The results clearly indicate the truth of many baseball homilies regarding the value of staying ahead of the hitter. Of the 11 possible counts other than 0-0, the batter has an advantage over his initial expectations on only four of those counts: 1-0, 2-0, 3-0 and 3-1. The 2-1 pitch can be considered a “neutral” count for all practical purposes, and the 3-2 pitch, while producing a probable batting average of only .190, does have a .420 OBA expectation due to the .284 probability of drawing a walk. All other counts are distinctly favorable to the pitcher.

Interestingly, the expected batting averages compare extremely well with those calculated by Palmer in his World Series study, with two notable exceptions: the 0-2 count and, once again, the 3-0 count. Palmer’s study indicated a .198 BA for hitters passing through the 0-2 count; the Markov process indication, .160, is considerably lower. Contrarily, the Palmer study showed only a .250 BA for the 3-0 count, while the Markov process predicts a .327 BA. Coupled with the strange results reported earlier when comparing the Palmer study of the 3-0 pitch with the data from this study, it is not surprising that there is a significant difference in expected batting averages on this pitch. It is not clear why the 0-2 count produces such divergent results.

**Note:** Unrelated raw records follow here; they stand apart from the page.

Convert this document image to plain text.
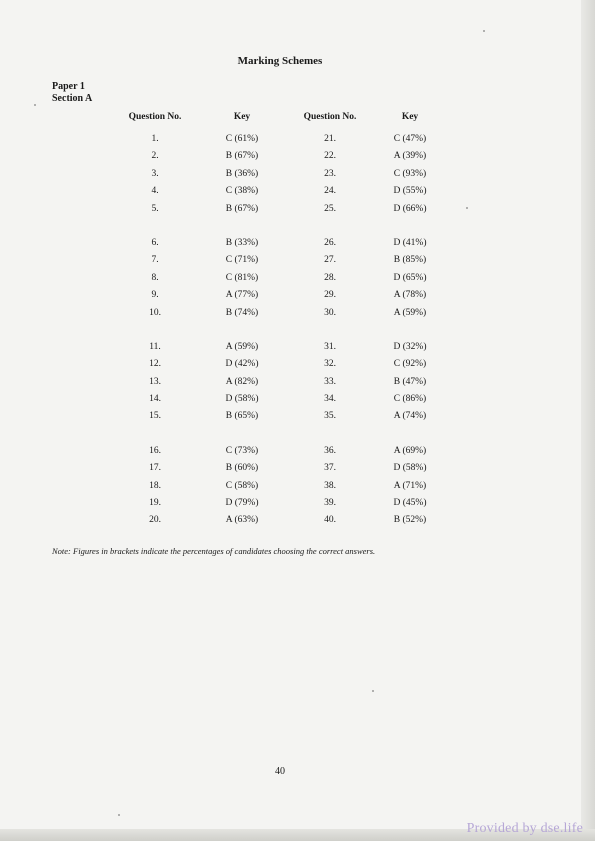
Marking Schemes
Paper 1
Section A
Question No.	Key	Question No.	Key
1.	C (61%)	21.	C (47%)
2.	B (67%)	22.	A (39%)
3.	B (36%)	23.	C (93%)
4.	C (38%)	24.	D (55%)
5.	B (67%)	25.	D (66%)
6.	B (33%)	26.	D (41%)
7.	C (71%)	27.	B (85%)
8.	C (81%)	28.	D (65%)
9.	A (77%)	29.	A (78%)
10.	B (74%)	30.	A (59%)
11.	A (59%)	31.	D (32%)
12.	D (42%)	32.	C (92%)
13.	A (82%)	33.	B (47%)
14.	D (58%)	34.	C (86%)
15.	B (65%)	35.	A (74%)
16.	C (73%)	36.	A (69%)
17.	B (60%)	37.	D (58%)
18.	C (58%)	38.	A (71%)
19.	D (79%)	39.	D (45%)
20.	A (63%)	40.	B (52%)
Note: Figures in brackets indicate the percentages of candidates choosing the correct answers.
40
Provided by dse.life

One of the wonderful problems of the computer age is that almost every time a new area of study is opened as a consequence of the ease of data collection and manipulation, the results almost always suggest new areas for further research. This certainly appears to be the case here. If large enough data samples could be gathered, we could see how the probabilities shift under conditions of none, one or two outs; how probabilities shift as a function of how many batters the pitcher has already faced in the game; or even how specific batters alter the odds by swinging for the fences or going for pure contact, or how certain types of pitchers (e.g., knuckleballers) produce different patterns.

As indicated more than once in this article, there is at least a possibility that subconscious influences on the umpire may affect his calls in certain situations. I’m not quite sure how to set up a study to test this hypothesis, but believe it would produce wonderful controversy and, perhaps, even add to our knowledge of the role which psychology plays in the game of baseball.

With the data-gathering techniques available today, only the patience of the researcher and the limitations of the imagination would appear to be inhibiting factors to a research explosion on the study of the most fundamental part of baseball – the plate appearance itself.